The circuit court held an adjudicatory hearing in November of 2017. Petitioner testified that the father physically abused the child in her presence in the past, including pushing the child into the edge of a coffee table and forcing a baby bottle into the child’s mouth so hard that his mouth bled. Additionally, petitioner testified that the father became extremely violent when intoxicated. However, when petitioner needed to go to the hospital and needed temporary placement for the child, she asked the father to take care of him instead of seeking help from other family members in the area. The child was injured during the most recent placement with the father. Ultimately, the circuit court found clear and convincing evidence that petitioner failed to protect the child from his father and adjudicated her as an abusing parent. Further, the guardian moved to suspend visitation due to some irregular behavior that occurred during the child’s visits with petitioner. According to the guardian, the child would “space out” for minutes at a time and become unresponsive to any stimuli. Additionally, petitioner had not participated in visitation since early October due, in part, to a brief twenty-two day incarceration for animal cruelty and, in part, because petitioner moved out of the county. The circuit court granted the motion to suspend supervised visitations.

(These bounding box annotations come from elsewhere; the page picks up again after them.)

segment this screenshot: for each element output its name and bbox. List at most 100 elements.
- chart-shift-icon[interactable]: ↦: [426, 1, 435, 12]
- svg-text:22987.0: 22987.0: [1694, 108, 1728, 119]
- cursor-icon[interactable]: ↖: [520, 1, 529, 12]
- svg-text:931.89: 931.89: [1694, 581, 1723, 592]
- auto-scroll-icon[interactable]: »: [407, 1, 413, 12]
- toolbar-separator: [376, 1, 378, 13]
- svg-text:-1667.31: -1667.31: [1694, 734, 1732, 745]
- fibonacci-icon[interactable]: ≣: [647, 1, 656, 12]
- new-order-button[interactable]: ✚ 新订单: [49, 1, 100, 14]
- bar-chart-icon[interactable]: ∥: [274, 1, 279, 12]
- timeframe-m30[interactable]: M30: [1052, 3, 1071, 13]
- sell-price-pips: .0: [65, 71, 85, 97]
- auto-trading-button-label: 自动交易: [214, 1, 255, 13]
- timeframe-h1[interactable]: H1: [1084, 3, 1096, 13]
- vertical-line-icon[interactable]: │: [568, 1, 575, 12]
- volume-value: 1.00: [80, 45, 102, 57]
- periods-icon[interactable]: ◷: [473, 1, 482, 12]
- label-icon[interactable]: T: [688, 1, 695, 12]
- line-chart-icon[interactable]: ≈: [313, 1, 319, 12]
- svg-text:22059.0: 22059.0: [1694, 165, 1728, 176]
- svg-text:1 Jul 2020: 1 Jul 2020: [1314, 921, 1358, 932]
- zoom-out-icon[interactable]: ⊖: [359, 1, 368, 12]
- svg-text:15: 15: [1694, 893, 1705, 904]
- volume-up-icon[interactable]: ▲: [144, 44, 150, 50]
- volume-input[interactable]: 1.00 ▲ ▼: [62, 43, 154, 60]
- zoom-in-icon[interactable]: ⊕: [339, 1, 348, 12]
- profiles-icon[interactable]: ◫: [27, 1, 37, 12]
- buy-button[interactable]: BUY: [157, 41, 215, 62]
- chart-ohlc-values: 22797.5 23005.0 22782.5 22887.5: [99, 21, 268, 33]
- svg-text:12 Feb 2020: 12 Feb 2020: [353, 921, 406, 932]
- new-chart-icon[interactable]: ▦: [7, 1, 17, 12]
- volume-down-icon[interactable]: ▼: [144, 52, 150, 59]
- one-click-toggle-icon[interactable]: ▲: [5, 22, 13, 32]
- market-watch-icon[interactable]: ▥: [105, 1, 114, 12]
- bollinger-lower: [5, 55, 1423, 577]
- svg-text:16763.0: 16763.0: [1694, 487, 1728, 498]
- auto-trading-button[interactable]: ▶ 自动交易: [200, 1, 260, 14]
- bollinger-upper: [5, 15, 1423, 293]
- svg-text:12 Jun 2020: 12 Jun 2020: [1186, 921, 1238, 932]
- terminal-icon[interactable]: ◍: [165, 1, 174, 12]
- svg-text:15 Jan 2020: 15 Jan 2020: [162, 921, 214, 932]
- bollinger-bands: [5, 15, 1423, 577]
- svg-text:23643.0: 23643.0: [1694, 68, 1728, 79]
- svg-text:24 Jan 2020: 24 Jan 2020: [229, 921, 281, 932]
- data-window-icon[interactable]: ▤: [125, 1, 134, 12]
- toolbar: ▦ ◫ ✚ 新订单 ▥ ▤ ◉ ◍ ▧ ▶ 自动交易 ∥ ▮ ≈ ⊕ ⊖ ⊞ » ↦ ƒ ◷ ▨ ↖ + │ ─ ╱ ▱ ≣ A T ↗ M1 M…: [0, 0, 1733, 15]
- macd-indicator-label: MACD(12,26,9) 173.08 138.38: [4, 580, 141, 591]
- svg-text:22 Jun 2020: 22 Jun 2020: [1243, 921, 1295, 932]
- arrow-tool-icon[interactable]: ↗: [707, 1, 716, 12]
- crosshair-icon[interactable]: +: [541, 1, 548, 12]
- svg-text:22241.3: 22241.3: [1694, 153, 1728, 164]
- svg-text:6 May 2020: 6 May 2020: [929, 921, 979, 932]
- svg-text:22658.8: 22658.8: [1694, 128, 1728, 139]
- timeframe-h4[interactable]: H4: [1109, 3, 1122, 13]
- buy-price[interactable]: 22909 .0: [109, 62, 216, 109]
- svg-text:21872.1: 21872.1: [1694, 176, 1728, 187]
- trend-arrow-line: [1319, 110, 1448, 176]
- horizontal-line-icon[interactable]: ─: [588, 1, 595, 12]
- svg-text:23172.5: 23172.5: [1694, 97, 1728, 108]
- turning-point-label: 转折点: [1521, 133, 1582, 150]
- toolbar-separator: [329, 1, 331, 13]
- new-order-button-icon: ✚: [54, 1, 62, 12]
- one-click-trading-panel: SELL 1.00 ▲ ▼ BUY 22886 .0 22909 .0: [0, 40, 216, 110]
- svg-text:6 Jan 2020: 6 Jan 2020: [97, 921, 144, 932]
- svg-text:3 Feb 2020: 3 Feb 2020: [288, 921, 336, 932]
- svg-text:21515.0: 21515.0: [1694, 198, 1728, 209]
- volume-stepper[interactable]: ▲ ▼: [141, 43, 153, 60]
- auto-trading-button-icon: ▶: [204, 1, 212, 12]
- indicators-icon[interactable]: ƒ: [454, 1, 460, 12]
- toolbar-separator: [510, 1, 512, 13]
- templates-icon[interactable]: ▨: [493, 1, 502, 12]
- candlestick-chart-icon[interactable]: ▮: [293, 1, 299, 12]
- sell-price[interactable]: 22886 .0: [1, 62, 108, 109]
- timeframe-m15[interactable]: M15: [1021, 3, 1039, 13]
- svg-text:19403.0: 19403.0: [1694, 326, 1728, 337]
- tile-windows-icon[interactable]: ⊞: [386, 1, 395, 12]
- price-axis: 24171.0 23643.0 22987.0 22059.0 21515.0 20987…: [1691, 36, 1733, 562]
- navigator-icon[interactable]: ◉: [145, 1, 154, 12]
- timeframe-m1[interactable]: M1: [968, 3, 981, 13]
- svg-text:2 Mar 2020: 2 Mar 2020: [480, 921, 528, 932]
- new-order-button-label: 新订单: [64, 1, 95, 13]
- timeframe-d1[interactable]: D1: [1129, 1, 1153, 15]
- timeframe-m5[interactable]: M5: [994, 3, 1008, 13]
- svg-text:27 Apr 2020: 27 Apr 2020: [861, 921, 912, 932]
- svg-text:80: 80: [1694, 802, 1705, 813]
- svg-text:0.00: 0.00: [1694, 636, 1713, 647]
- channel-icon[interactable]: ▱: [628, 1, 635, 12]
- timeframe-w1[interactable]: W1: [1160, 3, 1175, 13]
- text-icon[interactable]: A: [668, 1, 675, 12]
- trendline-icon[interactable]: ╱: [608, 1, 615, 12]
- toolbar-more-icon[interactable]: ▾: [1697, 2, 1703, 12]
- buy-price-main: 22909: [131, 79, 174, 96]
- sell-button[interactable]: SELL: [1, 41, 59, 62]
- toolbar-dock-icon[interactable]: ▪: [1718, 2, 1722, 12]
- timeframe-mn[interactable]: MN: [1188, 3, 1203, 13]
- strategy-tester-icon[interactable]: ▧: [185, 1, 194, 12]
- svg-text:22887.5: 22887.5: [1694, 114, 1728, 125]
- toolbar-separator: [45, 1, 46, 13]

In January of 2018, the circuit court heard evidence on the DHHR’s motion to terminate petitioner’s parental rights and petitioner’s motion for a post-adjudicatory improvement period. A DHHR worker testified that petitioner participated in parenting classes but failed to incorporate and implement the skills taught to her. The worker believed that petitioner’s inability to parent was due to her mental disability and lack of understanding. The visitation supervisor testified that petitioner needed reminding to do basic tasks during visitations, such as changing the child’s diaper and interacting with the child. The visitation supervisor testified that for multiple visits petitioner would simply play a recorded song repetitively until the child fell asleep. The visitation provider did not believe there was a bond between petitioner and the child. Additionally, the visitation supervisor testified that petitioner ignored simple safety tips given during visitations and would not retain any tips or pointers given during prior visitations. The parenting class instructor testified that she was aware of petitioner’s special needs for slow and thorough instruction and that she was careful to fully explain and reiterate lessons to petitioner and request feedback from her to be sure she understood the lessons. The instructor testified that, despite careful instruction, petitioner failed to implement the skills addressed in the classes. Also, petitioner’s mother testified that when she cleaned petitioner’s home while petitioner was incarcerated for animal cruelty, the home was filthy with animal feces and that she filled eighty

trash bags with debris while cleaning. Finally, petitioner testified that she had a psychiatric appointment to determine if she needed medication. She testified that she moved into a new apartment in late December of 2017 which, she alleged, was clean and suitable for a child. Further, petitioner testified that she would participate in any services required.

Ultimately, the circuit court found that petitioner would be unable to improve her parenting through continued instruction and denied her motion for a post-adjudicatory improvement period.